Только венецианский дож по-прежнему беспокоился о возможной опасности в случае резкой реакции проигравшего. Он посоветовал освободить императорские дворцы, занятые Бонифацием и Балдуином, и поставить к зданиям обычную охрану, утверждая, что избранный император сможет занять понравившееся ему помещение. Иначе говоря, дож считал, что у проигравшего кандидата может не возникнуть желания вернуть свою резиденцию — и тогда у него в руках окажется серьезная база для попытки силой воспрепятствовать конкуренту. Оба кандидата согласились на это предложение, и процесс выборов продолжался мирно.

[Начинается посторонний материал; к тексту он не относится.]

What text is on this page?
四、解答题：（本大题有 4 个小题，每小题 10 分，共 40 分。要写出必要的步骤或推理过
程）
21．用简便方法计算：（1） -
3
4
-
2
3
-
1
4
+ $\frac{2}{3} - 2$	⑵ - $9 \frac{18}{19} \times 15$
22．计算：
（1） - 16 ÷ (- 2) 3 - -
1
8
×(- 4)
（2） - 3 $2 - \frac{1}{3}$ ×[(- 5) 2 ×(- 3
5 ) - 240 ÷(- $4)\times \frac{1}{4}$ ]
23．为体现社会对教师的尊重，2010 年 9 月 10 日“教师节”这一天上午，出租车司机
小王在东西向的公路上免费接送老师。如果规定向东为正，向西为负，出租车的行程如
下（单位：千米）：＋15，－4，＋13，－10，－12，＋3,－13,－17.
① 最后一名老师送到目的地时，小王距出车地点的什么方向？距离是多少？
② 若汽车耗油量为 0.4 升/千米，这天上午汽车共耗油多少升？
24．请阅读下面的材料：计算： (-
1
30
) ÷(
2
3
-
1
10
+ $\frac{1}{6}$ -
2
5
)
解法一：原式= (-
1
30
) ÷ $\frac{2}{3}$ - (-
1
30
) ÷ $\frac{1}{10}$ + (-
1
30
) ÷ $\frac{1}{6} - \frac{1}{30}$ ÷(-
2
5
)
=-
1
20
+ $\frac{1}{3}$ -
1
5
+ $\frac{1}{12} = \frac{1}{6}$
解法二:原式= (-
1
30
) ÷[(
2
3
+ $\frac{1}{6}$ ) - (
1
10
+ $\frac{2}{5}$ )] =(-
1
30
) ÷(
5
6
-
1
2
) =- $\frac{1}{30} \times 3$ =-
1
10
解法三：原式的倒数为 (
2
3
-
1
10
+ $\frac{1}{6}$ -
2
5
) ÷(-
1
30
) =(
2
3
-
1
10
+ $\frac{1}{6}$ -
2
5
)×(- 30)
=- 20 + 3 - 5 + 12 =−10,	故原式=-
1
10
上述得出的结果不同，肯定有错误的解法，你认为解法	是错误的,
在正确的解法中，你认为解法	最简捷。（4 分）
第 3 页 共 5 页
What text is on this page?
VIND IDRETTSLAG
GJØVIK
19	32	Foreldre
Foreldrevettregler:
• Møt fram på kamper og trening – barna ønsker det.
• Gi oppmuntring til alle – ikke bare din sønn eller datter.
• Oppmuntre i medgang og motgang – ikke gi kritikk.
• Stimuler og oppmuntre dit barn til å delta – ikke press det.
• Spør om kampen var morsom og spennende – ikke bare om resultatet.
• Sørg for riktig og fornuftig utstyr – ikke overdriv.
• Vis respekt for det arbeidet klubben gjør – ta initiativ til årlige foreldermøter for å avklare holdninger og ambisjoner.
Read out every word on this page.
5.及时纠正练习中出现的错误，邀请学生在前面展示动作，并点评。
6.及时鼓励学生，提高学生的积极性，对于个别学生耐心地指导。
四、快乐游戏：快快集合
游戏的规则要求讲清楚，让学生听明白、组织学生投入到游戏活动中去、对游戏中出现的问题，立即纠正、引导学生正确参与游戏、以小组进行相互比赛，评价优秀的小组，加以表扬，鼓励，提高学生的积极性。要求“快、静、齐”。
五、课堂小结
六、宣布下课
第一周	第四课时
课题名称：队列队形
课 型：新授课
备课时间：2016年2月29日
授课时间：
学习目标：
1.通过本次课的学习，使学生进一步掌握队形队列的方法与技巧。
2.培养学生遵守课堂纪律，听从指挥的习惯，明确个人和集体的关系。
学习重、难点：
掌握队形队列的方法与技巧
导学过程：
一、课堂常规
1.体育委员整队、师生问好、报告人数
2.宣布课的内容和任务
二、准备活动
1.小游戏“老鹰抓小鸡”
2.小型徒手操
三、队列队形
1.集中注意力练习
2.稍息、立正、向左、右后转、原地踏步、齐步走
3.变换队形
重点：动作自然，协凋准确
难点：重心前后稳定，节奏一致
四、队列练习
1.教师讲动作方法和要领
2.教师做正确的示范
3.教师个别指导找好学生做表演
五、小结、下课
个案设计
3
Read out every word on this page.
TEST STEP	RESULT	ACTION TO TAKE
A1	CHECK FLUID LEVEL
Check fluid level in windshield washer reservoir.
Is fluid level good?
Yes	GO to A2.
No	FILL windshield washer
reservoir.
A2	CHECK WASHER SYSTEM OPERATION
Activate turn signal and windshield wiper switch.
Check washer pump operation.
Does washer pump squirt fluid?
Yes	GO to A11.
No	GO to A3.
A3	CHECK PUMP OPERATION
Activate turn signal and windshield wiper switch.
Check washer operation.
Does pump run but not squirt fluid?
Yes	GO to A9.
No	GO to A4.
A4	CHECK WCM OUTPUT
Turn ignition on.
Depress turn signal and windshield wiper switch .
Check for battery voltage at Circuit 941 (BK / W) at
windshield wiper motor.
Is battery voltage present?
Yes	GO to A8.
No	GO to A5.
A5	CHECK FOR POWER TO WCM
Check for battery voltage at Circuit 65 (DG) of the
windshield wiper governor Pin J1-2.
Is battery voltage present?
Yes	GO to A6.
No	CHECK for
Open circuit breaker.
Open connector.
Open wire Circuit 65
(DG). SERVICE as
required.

Основной проблемой, с которой столкнулись французские, германские и итальянские крестоносцы, был выбор шестерых достойных выборщиков-электоров, как того требовал мартовский договор. Поскольку оба кандидата были из одной группировки, то один выборщик мог склонить процесс в нужную сторону. Робер де Клари сообщает, что каждый из кандидатов старался ввести в шестерку собственных представителей. В течение нескольких дней шло интенсивное обсуждение. Наконец было решено избрать шесть священников, с расчетом на то, что они не окажутся вовлечены в политические интриги. Сам Балдуин писал: «Все приверженности были оставлены».[582]Выбранными духовными лицами стали епископы Суассона, Альберштадта и Труа, а также епископ Вифлеемский (новый папский легат), епископ Акры и настоятель из Люцедио, что в Северной Италии.